Prompted by the availability of David Harvey’s lectures, I have been reading Marx’s Capital and am sure to have all sorts of mind-numbing posts about the insights I’ve derived from it in the new year. (Look forward to my close reading of footnote 39 in the chapter about large-scale industry.) But I was glad to read that, like Sarkozy I am part of a current fad for Marx, prompted apparently by the end of capitalism as we know it and all that. The Times of London reported on the Marxmania in October:
Visitors to Karl Marx’s birthplace in Trier have soared – 40,000 so far this year – with many coming from China, eastern Germany, Cuba and Bolivia.“I can’t tell you how many times I have heard people say: ‘The man was right!’,” says Beatrix Bouvier, chief curator of the museum. Alexander Kluge, the film director, is preparing to make a blockbuster film out of Das Kapital. Little wonder, since Marx comes highly recommended. President Sarkozy of France has been seen flicking through the book, while the Peer Steinbrück, the German Finance Minister, recently admitted: “Certain parts of Marx’s thinking are really not so bad.” The Archbishop of Canterbury, Rowan Williams, gave him a decent review last month: “Marx long ago observed the way in which unbridled capitalism became a kind of mythology, ascribing reality, power and agency to things that had no life in themselves.” Even the Pope has put in a good word for the old atheist – praising his “great analytical skill”.

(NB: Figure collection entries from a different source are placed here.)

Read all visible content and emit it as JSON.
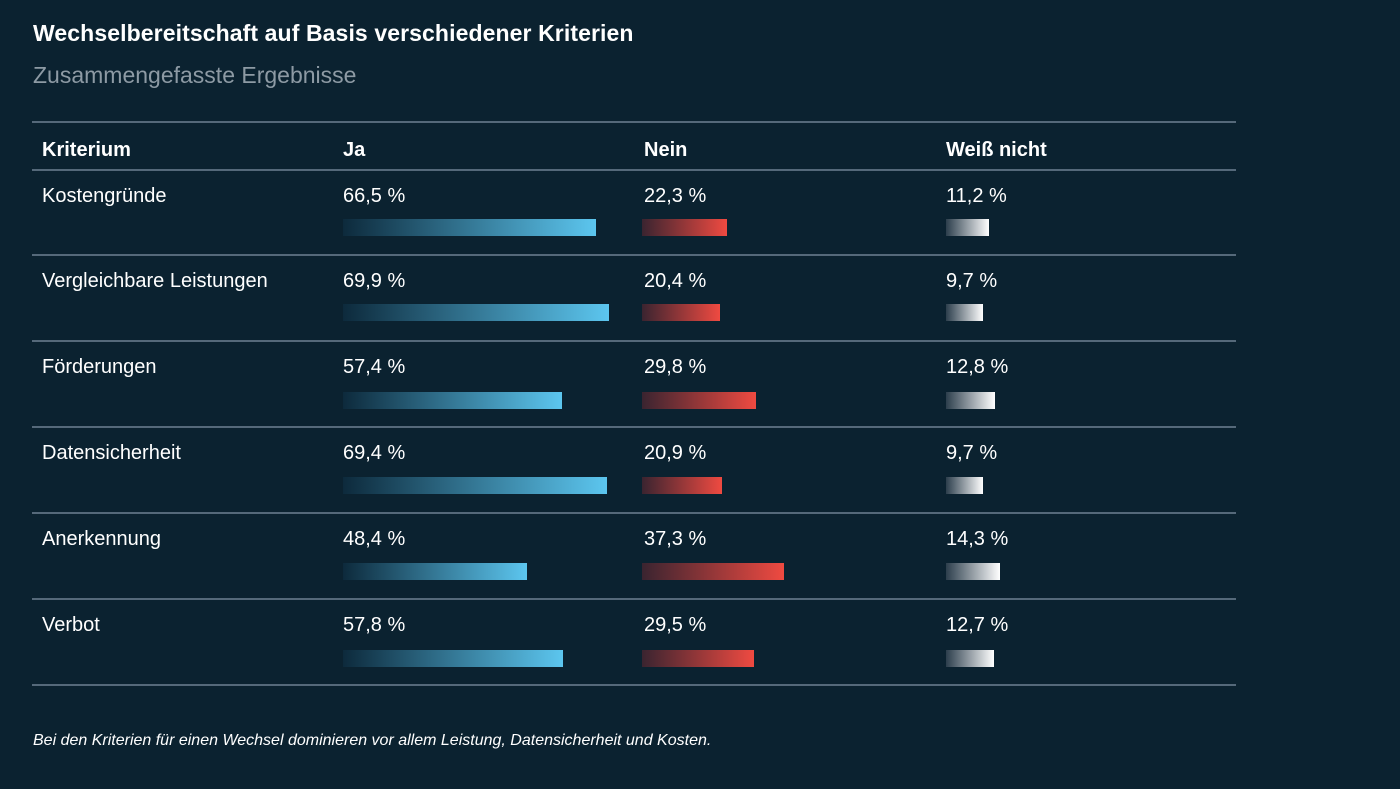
{
  "title": "Wechselbereitschaft auf Basis verschiedener Kriterien",
  "subtitle": "Zusammengefasste Ergebnisse",
  "footnote": "Bei den Kriterien für einen Wechsel dominieren vor allem Leistung, Datensicherheit und Kosten.",
  "columns": {
    "kriterium": "Kriterium",
    "ja": "Ja",
    "nein": "Nein",
    "weiss_nicht": "Weiß nicht"
  },
  "colors": {
    "background": "#0b2230",
    "ja": "#5cc6ef",
    "nein": "#ef4a41",
    "weiss_nicht": "#ffffff"
  },
  "chart_data": {
    "type": "table",
    "title": "Wechselbereitschaft auf Basis verschiedener Kriterien",
    "subtitle": "Zusammengefasste Ergebnisse",
    "unit": "%",
    "categories": [
      "Kostengründe",
      "Vergleichbare Leistungen",
      "Förderungen",
      "Datensicherheit",
      "Anerkennung",
      "Verbot"
    ],
    "series": [
      {
        "name": "Ja",
        "values": [
          66.5,
          69.9,
          57.4,
          69.4,
          48.4,
          57.8
        ],
        "labels": [
          "66,5 %",
          "69,9 %",
          "57,4 %",
          "69,4 %",
          "48,4 %",
          "57,8 %"
        ]
      },
      {
        "name": "Nein",
        "values": [
          22.3,
          20.4,
          29.8,
          20.9,
          37.3,
          29.5
        ],
        "labels": [
          "22,3 %",
          "20,4 %",
          "29,8 %",
          "20,9 %",
          "37,3 %",
          "29,5 %"
        ]
      },
      {
        "name": "Weiß nicht",
        "values": [
          11.2,
          9.7,
          12.8,
          9.7,
          14.3,
          12.7
        ],
        "labels": [
          "11,2 %",
          "9,7 %",
          "12,8 %",
          "9,7 %",
          "14,3 %",
          "12,7 %"
        ]
      }
    ],
    "rows": [
      {
        "kriterium": "Kostengründe",
        "ja": 66.5,
        "ja_label": "66,5 %",
        "nein": 22.3,
        "nein_label": "22,3 %",
        "wn": 11.2,
        "wn_label": "11,2 %"
      },
      {
        "kriterium": "Vergleichbare Leistungen",
        "ja": 69.9,
        "ja_label": "69,9 %",
        "nein": 20.4,
        "nein_label": "20,4 %",
        "wn": 9.7,
        "wn_label": "9,7 %"
      },
      {
        "kriterium": "Förderungen",
        "ja": 57.4,
        "ja_label": "57,4 %",
        "nein": 29.8,
        "nein_label": "29,8 %",
        "wn": 12.8,
        "wn_label": "12,8 %"
      },
      {
        "kriterium": "Datensicherheit",
        "ja": 69.4,
        "ja_label": "69,4 %",
        "nein": 20.9,
        "nein_label": "20,9 %",
        "wn": 9.7,
        "wn_label": "9,7 %"
      },
      {
        "kriterium": "Anerkennung",
        "ja": 48.4,
        "ja_label": "48,4 %",
        "nein": 37.3,
        "nein_label": "37,3 %",
        "wn": 14.3,
        "wn_label": "14,3 %"
      },
      {
        "kriterium": "Verbot",
        "ja": 57.8,
        "ja_label": "57,8 %",
        "nein": 29.5,
        "nein_label": "29,5 %",
        "wn": 12.7,
        "wn_label": "12,7 %"
      }
    ]
  }
}
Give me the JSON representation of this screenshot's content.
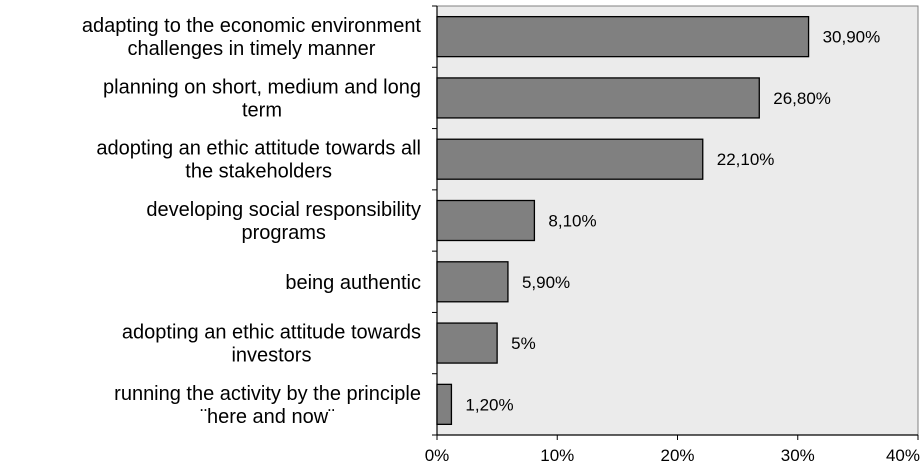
{
  "chart_data": {
    "type": "bar",
    "orientation": "horizontal",
    "categories": [
      [
        "adapting to the economic environment",
        "challenges in timely manner"
      ],
      [
        "planning on short, medium and long",
        "term"
      ],
      [
        "adopting an ethic attitude towards all",
        "the stakeholders"
      ],
      [
        "developing social responsibility",
        "programs"
      ],
      [
        "being authentic"
      ],
      [
        "adopting an ethic attitude towards",
        "investors"
      ],
      [
        "running the activity by the principle",
        "¨here and now¨"
      ]
    ],
    "values": [
      30.9,
      26.8,
      22.1,
      8.1,
      5.9,
      5,
      1.2
    ],
    "value_labels": [
      "30,90%",
      "26,80%",
      "22,10%",
      "8,10%",
      "5,90%",
      "5%",
      "1,20%"
    ],
    "xlim": [
      0,
      40
    ],
    "x_ticks": [
      0,
      10,
      20,
      30,
      40
    ],
    "x_tick_labels": [
      "0%",
      "10%",
      "20%",
      "30%",
      "40%"
    ],
    "title": "",
    "xlabel": "",
    "ylabel": "",
    "grid": false,
    "legend": "none",
    "colors": {
      "bar_fill": "#808080",
      "bar_stroke": "#000000",
      "plot_background": "#ebebeb",
      "plot_border": "#808080",
      "axis": "#000000"
    }
  }
}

The implication of Marx’s renewed popularity is that capitalism is now universally accepted as being fundamentally broken, with the financial system at the heart of the problem. Marx’s description of “the fetishism of commodities” — the translation of goods into tradable assets, disembodied from either the process of creation or their usefulness — seems entirely relevant to the complex process of securitization, in which values seem to be hidden by obscure transactions.

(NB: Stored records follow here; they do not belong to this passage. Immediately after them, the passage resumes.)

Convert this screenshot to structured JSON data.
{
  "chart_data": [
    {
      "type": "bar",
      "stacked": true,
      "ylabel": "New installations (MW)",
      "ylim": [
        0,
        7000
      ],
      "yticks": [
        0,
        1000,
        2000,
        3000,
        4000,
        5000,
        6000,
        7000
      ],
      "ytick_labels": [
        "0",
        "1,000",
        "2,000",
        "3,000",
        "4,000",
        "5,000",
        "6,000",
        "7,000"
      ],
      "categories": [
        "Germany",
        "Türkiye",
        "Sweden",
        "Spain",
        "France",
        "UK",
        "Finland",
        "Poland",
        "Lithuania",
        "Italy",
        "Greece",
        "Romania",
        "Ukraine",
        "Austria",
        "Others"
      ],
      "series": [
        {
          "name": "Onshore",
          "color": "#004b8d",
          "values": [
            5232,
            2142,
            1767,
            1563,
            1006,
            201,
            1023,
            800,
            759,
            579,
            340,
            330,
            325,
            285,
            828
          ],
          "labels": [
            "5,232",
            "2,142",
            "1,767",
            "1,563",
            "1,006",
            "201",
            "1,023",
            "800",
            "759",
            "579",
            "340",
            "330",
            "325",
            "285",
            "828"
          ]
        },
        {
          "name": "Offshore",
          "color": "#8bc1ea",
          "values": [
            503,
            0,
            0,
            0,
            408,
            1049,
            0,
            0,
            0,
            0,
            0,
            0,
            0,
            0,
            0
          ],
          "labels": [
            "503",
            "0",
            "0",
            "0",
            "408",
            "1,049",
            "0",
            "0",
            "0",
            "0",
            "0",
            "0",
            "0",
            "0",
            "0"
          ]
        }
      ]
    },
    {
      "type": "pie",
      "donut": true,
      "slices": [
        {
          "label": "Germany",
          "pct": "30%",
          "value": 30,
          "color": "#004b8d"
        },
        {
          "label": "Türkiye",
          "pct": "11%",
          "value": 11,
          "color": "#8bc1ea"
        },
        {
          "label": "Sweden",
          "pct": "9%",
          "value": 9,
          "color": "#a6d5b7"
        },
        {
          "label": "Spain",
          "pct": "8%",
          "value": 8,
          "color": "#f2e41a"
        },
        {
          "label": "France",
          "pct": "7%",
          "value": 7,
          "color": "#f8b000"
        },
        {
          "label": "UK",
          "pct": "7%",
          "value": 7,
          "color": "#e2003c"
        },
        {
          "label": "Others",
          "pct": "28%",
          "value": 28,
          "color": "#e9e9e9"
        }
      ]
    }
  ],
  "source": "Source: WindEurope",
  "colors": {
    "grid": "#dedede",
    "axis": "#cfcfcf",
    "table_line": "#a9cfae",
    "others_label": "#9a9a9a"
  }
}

(James does warn against adopting the Communist Manifesto as solution to the financial crisis, however.)
The most relevant part of Capital to the current crisis that I’ve read thus far comes in chapter 3, about money, section 3(b) (here in a somewhat lackluster translation):
The function of money as the means of payment implies a contradiction without a terminus medius. In so far as the payments balance one another, money functions only ideally as money of account, as a measure of value. In so far as actual payments have to be made, money does not serve as a circulating medium, as a mere transient agent in the interchange of products, but as the individual incarnation of social labour, as the independent form of existence of exchange value, as the universal commodity. This contradiction comes to a head in those phases of industrial and commercial crises which are known as monetary crises. Such a crisis occurs only where the ever-lengthening chain of payments, and an artificial system of settling them, has been fully developed. Whenever there is a general and extensive disturbance of this mechanism, no matter what its cause, money becomes suddenly and immediately transformed, from its merely ideal shape of money of account, into hard cash. Profane commodities can no longer replace it. The use-value of commodities becomes value-less, and their value vanishes in the presence of its own independent form. On the eve of crisis, the bourgeois, with the self-sufficiency that springs from intoxicating prosperity, declares money to be a vain imagination. Commodities alone are money. But now the cry is everywhere: money alone is a commodity! As the hart pants after fresh water, so pants his soul after money, the only wealth. In a crisis, the antithesis between commodities and their value-form, money, becomes heightened into an absolute contradiction. Hence, in such events, the form under which money appears is of no importance. The money famine continues, whether payments have to be made in gold or in credit money such as bank notes.
In troubled credit markets, all collateral is suspect.